Changing my eating patterns and selections has been a tremendous help. I’ve lost all of the weight, meditate to relieve the anxiety symptoms and I am back on track. No pharmaceuticals either! I still wake up many days with the rapid heart beat and I’m trying to figure that out. It lets up with meditation, especially the Kundalini anxiety and adrenal healing meditations, so I’m thinking it’s still my body and brain trying to figure each other out.

I should also mention that I do have Hashimoto’s Thyroiditis and take levothyroxin.
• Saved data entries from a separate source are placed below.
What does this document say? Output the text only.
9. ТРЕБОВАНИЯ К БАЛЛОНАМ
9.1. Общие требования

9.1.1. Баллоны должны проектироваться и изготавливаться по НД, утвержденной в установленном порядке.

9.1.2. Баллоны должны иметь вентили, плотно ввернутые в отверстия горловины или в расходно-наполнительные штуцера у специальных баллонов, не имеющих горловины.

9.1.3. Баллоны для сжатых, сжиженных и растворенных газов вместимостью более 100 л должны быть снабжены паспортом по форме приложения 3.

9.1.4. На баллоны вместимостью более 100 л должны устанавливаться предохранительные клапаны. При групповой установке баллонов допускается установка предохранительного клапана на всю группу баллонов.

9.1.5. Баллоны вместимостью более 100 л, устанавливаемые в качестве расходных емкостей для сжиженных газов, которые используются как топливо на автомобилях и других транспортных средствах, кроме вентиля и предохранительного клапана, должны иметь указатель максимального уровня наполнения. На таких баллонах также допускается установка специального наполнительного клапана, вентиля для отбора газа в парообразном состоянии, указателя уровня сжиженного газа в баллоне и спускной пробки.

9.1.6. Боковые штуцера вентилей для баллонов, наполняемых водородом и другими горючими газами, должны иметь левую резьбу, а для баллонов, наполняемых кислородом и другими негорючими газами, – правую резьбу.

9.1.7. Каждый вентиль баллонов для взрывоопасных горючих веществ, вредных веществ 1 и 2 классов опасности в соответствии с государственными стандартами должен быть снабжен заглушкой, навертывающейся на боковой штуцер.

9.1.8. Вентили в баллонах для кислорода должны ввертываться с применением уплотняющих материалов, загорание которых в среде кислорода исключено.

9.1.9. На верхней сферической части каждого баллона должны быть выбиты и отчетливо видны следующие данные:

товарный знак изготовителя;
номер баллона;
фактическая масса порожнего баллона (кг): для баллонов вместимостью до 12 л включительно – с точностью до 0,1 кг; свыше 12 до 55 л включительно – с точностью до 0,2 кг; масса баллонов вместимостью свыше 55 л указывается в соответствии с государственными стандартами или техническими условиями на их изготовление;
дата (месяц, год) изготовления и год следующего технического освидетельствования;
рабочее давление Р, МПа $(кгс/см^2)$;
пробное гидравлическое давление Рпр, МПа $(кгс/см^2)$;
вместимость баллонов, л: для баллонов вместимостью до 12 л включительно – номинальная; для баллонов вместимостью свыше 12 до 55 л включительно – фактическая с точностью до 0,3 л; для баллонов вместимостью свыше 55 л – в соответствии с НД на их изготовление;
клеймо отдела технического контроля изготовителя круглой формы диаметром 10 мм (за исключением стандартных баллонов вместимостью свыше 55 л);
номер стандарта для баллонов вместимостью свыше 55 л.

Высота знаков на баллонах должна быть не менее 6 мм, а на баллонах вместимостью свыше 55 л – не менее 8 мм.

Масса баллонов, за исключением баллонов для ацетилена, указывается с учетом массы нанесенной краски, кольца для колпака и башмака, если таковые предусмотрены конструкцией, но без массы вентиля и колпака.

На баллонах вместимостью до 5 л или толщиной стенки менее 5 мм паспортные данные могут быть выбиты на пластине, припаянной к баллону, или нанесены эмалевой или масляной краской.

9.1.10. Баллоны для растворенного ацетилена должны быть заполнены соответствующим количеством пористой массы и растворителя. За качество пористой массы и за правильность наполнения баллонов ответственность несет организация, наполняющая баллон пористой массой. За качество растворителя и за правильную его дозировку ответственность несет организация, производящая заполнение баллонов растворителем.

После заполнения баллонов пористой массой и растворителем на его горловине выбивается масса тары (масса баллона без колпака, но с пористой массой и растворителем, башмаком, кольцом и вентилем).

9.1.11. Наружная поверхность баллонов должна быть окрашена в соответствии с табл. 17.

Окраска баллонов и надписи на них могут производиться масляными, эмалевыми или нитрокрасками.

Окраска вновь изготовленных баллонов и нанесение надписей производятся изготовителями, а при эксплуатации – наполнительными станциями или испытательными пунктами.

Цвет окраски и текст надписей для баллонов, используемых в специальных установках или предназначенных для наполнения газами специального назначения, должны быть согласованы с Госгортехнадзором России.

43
I’m pretty sure that my next blood tests will show that I need to cut way back on the meds as I am healing!

As a minister do you find yourself self called to help others recover from mental health challenges? What have you found helps people recover?

As a minister and a chaplain I am always dealing with what is perceived as mental health challenges for people. Now that I am learning about the VMR program and learning about Dr. Brogan’s theories and research, it’s a whole new ballgame in counseling for me. People are calling me out of the blue to talk to me. People are having prophetic dreams about me. I’m “popping” into people’s thoughts and they are calling me to thank me for who I am. There’s a lot of weirdness going on in my life right now and I am just taking it all in and laughing with the Spirit as we figure it all out.

One thing that I do know is that so far, some people don’t want to hear about how to get better without pills! They would rather medicate and eat whatever they want, rather than eat what their body needs and do the work of healing. Healing is A LOT OF WORK!